The Zimbabwe government has increased wages of the civil service by between 200 and 300 percent, just seven weeks before a general election on March 31. Economists say the pay and pension increases will further increase the rate of inflation.

Last week the Zimbabwe Reserve Bank acknowledged that inflation was no longer decreasing, and there was a small rise in January.

Last year, inflation dropped month by month from an annual rate of more than 600 percent to 132 percent by year end.

The Reserve Bank predicted it would be able to bring inflation to double figures by the end of this year.

Meanwhile, the Zimbabwe government has given civil servants, including members of the security forces, massive pay hikes. Among those to receive pay increases are traditional chiefs, many of whom have also been given pick-up trucks for the first time.

Several thousand people who may have supported liberation war efforts more than 25 years ago are also destined to receive a one-time gratuity according to official documents. Registered veterans of the same war are also set to have the value of their monthly pension and benefits doubled, according to reports in the state-controlled press.

Agricultural subsidies are still being negotiated at the central bank, but farmers groups say that they will be the highest ever because of rising costs of material and low prices for Zimbabwe's main export crops tobacco and cotton.

Zimbabwe's foreign currency reserves are at an all time low and only about 10 percent of demand for hard currency was met at last Thursday's auctions at the central bank. According to importers, the black-market rate for US dollars is rising every day and is now at least 60 percent higher than the official rate quoted by the central bank.
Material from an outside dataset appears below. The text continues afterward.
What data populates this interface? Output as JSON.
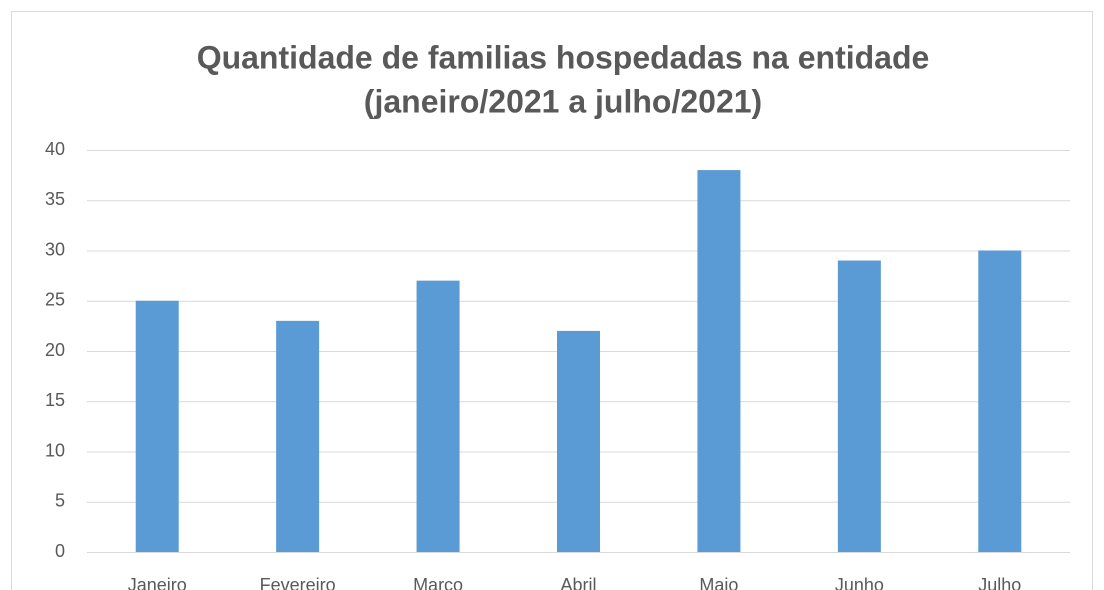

An economist at an international accounting company who asked not to be named says the central bank's latest inflation figure was too low by several percentage points. He said even though Zimbabwe's economy declined last year it had become more stable. He said the latest inflation figures and government pay increases mean the rate of decline is now unpredictable.

Last month, the central bank predicted an economic recovery and a growth rate of three to five percent for 2005.